Un site d’information indien connecté à la vallée du Panchir a rapporté ce matin qu’Amrullah Saleh, ancien vice-président afghan et tsar de la sécurité du gouvernement Ghani, s’est installé au Tadjikistan et que le gouvernement tadjik lui a accordé un sauf-conduit.

Cette annonce intervient quelques jours après la « longue réunion » qui s’est tenue à Douchanbé le 17 septembre entre le président tadjik Emomali Rahmon et le premier ministre pakistanais Imran Khan, au cours de laquelle ils ont défini les termes d’une approche consensuelle à l’égard du gouvernement des Taliban à Kaboul.

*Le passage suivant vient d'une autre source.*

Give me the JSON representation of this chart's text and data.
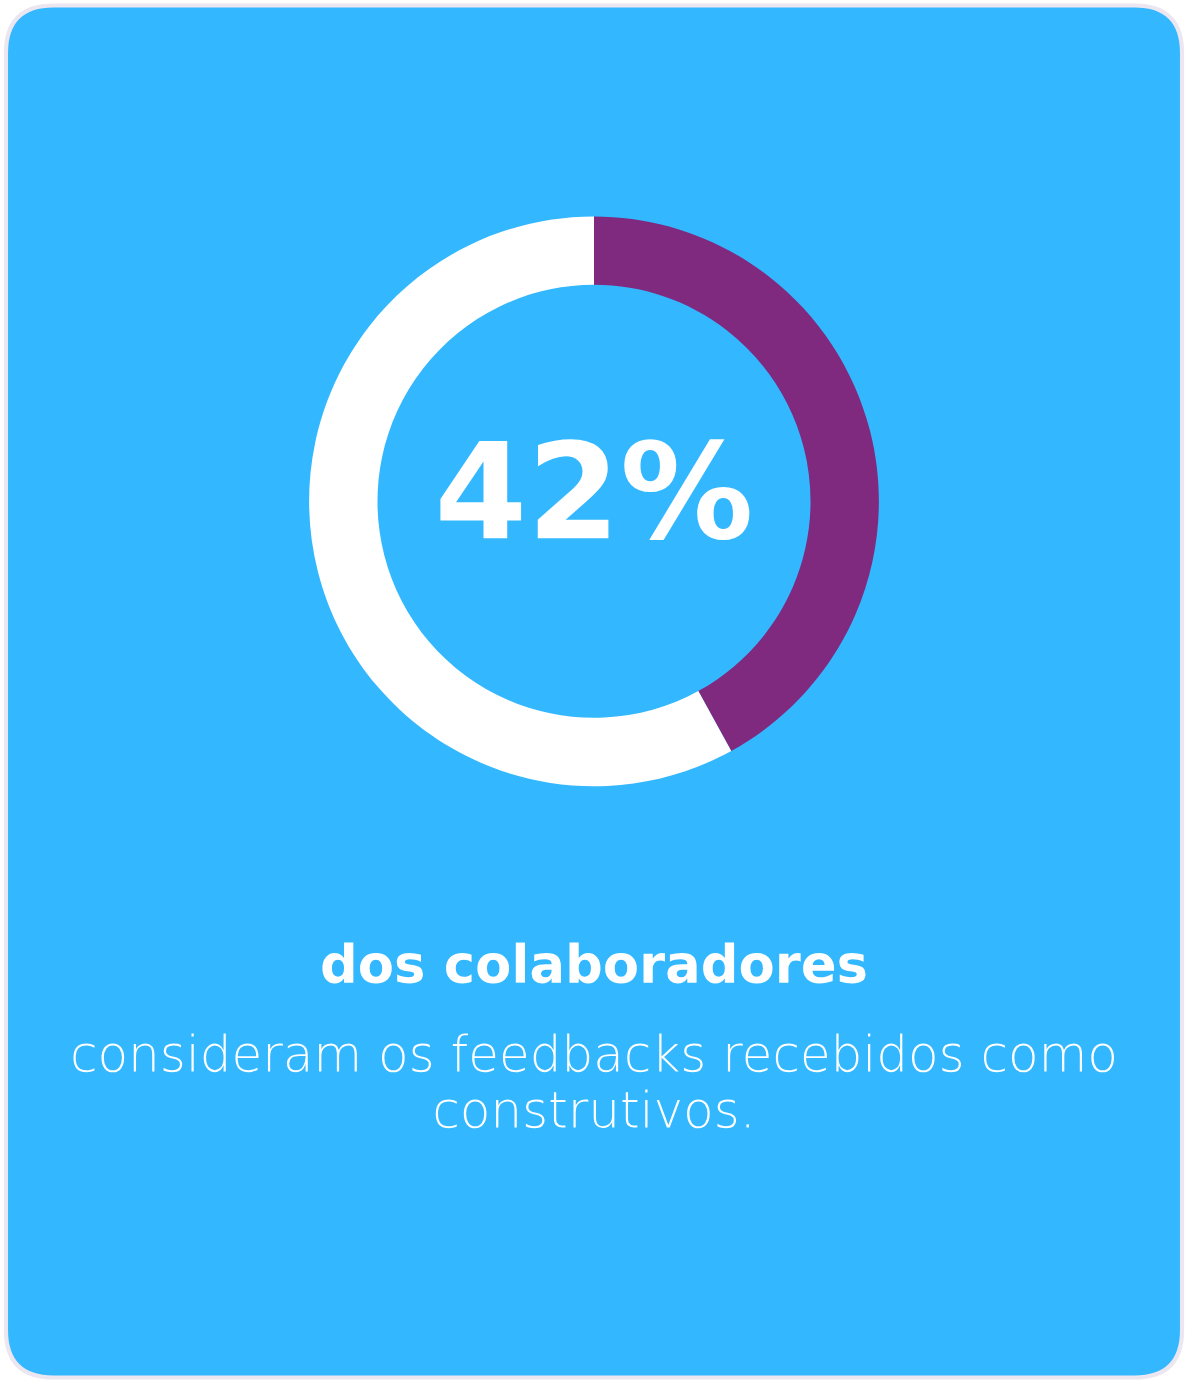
{
  "chart_data": {
    "type": "donut",
    "categories": [
      null,
      null
    ],
    "values": [
      42,
      58
    ],
    "colors": [
      "#7f2a7f",
      "#ffffff"
    ],
    "value_labels": [
      "42%",
      null
    ],
    "annotations": [
      "dos colaboradores",
      "consideram os feedbacks recebidos como construtivos."
    ]
  }
}
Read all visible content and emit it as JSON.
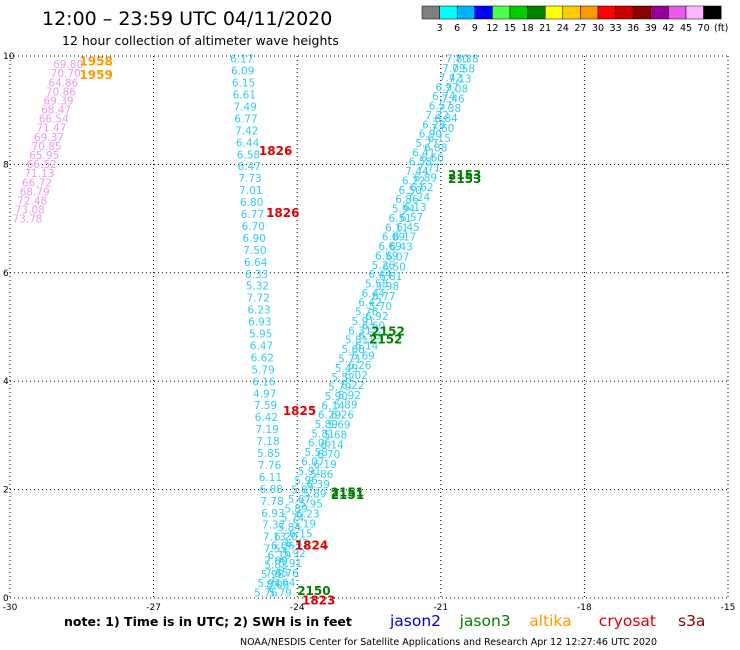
{
  "title": "12:00 – 23:59 UTC 04/11/2020",
  "subtitle": "12 hour collection of altimeter wave heights",
  "colorbar": {
    "levels": [
      "3",
      "6",
      "9",
      "12",
      "15",
      "18",
      "21",
      "24",
      "27",
      "30",
      "33",
      "36",
      "39",
      "42",
      "45",
      "70",
      "(ft)"
    ],
    "colors": [
      "#7f7f7f",
      "#00ffff",
      "#00b4ff",
      "#0000ff",
      "#4cff4c",
      "#00cc00",
      "#008000",
      "#ffff00",
      "#ffcc00",
      "#ff9900",
      "#ff0000",
      "#cc0000",
      "#8b0000",
      "#990099",
      "#e85ae8",
      "#ffb4ff",
      "#000000"
    ]
  },
  "note": "note: 1) Time is in UTC; 2) SWH is in feet",
  "legend": [
    {
      "name": "jason2",
      "color": "#0000cc"
    },
    {
      "name": "jason3",
      "color": "#008000"
    },
    {
      "name": "altika",
      "color": "#ff9900"
    },
    {
      "name": "cryosat",
      "color": "#e00000"
    },
    {
      "name": "s3a",
      "color": "#8b0000"
    }
  ],
  "footer": "NOAA/NESDIS Center for Satellite Applications and Research    Apr 12 12:27:46 UTC 2020",
  "chart_data": {
    "type": "scatter",
    "xlim": [
      -30,
      -15
    ],
    "ylim": [
      0,
      10
    ],
    "x_ticks": [
      -30,
      -27,
      -24,
      -21,
      -18,
      -15
    ],
    "y_ticks": [
      0,
      2,
      4,
      6,
      8,
      10
    ],
    "grid": true,
    "tracks": [
      {
        "satellite": "altika",
        "color": "#ee99ee",
        "x_start": -29.95,
        "x_end": -29.1,
        "y_start": 7.0,
        "y_end": 9.85,
        "values": [
          "73.78",
          "73.08",
          "72.48",
          "68.79",
          "66.72",
          "71.13",
          "66.52",
          "65.95",
          "70.85",
          "69.37",
          "71.47",
          "66.54",
          "68.47",
          "69.39",
          "70.86",
          "64.86",
          "70.70",
          "69.80"
        ]
      },
      {
        "satellite": "cryosat",
        "color": "#33ccee",
        "x_start": -25.4,
        "x_end": -24.65,
        "y_start": 9.95,
        "y_end": 0.25,
        "values": [
          "6.17",
          "6.09",
          "6.15",
          "6.61",
          "7.49",
          "6.77",
          "7.42",
          "6.44",
          "6.58",
          "6.47",
          "7.73",
          "7.01",
          "6.80",
          "6.77",
          "6.70",
          "6.90",
          "7.50",
          "6.64",
          "6.33",
          "5.32",
          "7.72",
          "6.23",
          "6.93",
          "5.95",
          "6.47",
          "6.62",
          "5.79",
          "6.16",
          "4.97",
          "7.59",
          "6.42",
          "7.19",
          "7.18",
          "5.85",
          "7.76",
          "6.11",
          "6.88",
          "7.78",
          "6.93",
          "7.32",
          "7.13",
          "7.55",
          "7.69",
          "7.45",
          "8.08"
        ]
      },
      {
        "satellite": "jason3",
        "color": "#33ccee",
        "x_start": -24.9,
        "x_end": -20.9,
        "y_start": 0.1,
        "y_end": 9.95,
        "values": [
          "5.76",
          "5.94",
          "5.98",
          "5.83",
          "6.19",
          "6.06",
          "6.20",
          "5.84",
          "5.74",
          "5.89",
          "5.67",
          "5.87",
          "5.96",
          "5.91",
          "6.07",
          "5.58",
          "6.06",
          "5.81",
          "5.89",
          "6.29",
          "6.14",
          "5.90",
          "5.79",
          "5.52",
          "5.49",
          "5.71",
          "5.68",
          "5.81",
          "6.31",
          "5.91",
          "5.76",
          "6.42",
          "6.44",
          "5.58",
          "6.44",
          "5.26",
          "6.59",
          "6.69",
          "6.09",
          "6.11",
          "6.51",
          "5.94",
          "6.86",
          "6.50",
          "6.22",
          "7.44",
          "6.58",
          "6.41",
          "5.77",
          "6.90",
          "6.28",
          "7.22",
          "6.57",
          "6.74",
          "6.97",
          "7.42",
          "7.09",
          "7.80"
        ]
      },
      {
        "satellite": "jason3",
        "color": "#33ccee",
        "x_start": -24.6,
        "x_end": -20.7,
        "y_start": 0.1,
        "y_end": 9.95,
        "values": [
          "5.79",
          "5.64",
          "5.76",
          "5.91",
          "5.92",
          "6.42",
          "6.15",
          "5.19",
          "6.23",
          "5.95",
          "5.89",
          "6.39",
          "5.86",
          "6.19",
          "6.70",
          "6.14",
          "5.68",
          "5.69",
          "6.26",
          "5.89",
          "5.92",
          "6.22",
          "6.02",
          "6.26",
          "5.69",
          "6.14",
          "6.73",
          "6.60",
          "6.92",
          "5.70",
          "6.77",
          "5.98",
          "6.81",
          "6.50",
          "6.07",
          "6.43",
          "6.17",
          "6.45",
          "6.57",
          "6.13",
          "7.24",
          "6.62",
          "6.89",
          "7.71",
          "6.60",
          "6.88",
          "6.15",
          "7.60",
          "6.84",
          "7.38",
          "7.46",
          "7.08",
          "7.13",
          "7.58",
          "7.38"
        ]
      }
    ],
    "pass_labels": [
      {
        "text": "1958",
        "color": "#ff9900",
        "x": -28.55,
        "y": 9.9
      },
      {
        "text": "1959",
        "color": "#ff9900",
        "x": -28.55,
        "y": 9.65
      },
      {
        "text": "1826",
        "color": "#e00000",
        "x": -24.8,
        "y": 8.25
      },
      {
        "text": "1826",
        "color": "#e00000",
        "x": -24.65,
        "y": 7.1
      },
      {
        "text": "1825",
        "color": "#e00000",
        "x": -24.3,
        "y": 3.45
      },
      {
        "text": "1824",
        "color": "#e00000",
        "x": -24.05,
        "y": 0.97
      },
      {
        "text": "1823",
        "color": "#e00000",
        "x": -23.9,
        "y": -0.05
      },
      {
        "text": "2153",
        "color": "#008000",
        "x": -20.85,
        "y": 7.8
      },
      {
        "text": "2153",
        "color": "#008000",
        "x": -20.85,
        "y": 7.73
      },
      {
        "text": "2152",
        "color": "#008000",
        "x": -22.45,
        "y": 4.92
      },
      {
        "text": "2152",
        "color": "#008000",
        "x": -22.5,
        "y": 4.77
      },
      {
        "text": "2151",
        "color": "#008000",
        "x": -23.3,
        "y": 1.95
      },
      {
        "text": "2151",
        "color": "#008000",
        "x": -23.3,
        "y": 1.9
      },
      {
        "text": "2150",
        "color": "#008000",
        "x": -24.0,
        "y": 0.13
      }
    ]
  }
}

Imran Khan a ensuite laissé entendre qu’il travaillerait sur les conditions préalables posées par Rahmon pour accepter le gouvernement des Taliban en Afghanistan. Rahmon lui-même a déclaré dans un grand discours prononcé plus tard en présence d’Imran Khan qu’il était « satisfait du processus de contacts politiques réguliers entre nos États, notamment au plus haut niveau », et a exprimé son intérêt pour la connectivité avec les ports de Karachi et de Gwadar et pour « l’adhésion à des corridors régionaux et à des projets de transport ».

Rahmon a souligné que « la stabilisation de la situation en Afghanistan, pays qui relie les réseaux de transport régionaux et internationaux, est particulièrement importante » pour Douchanbé. Il a exprimé l’espoir que la paix et la stabilité en Afghanistan « seront restaurées dans un avenir proche et que les intérêts de tous les groupes politiques et ethniques en Afghanistan seront pris en compte. Nous soutenons un gouvernement inclusif dans ce pays avec la participation de tous les groupes sociaux ».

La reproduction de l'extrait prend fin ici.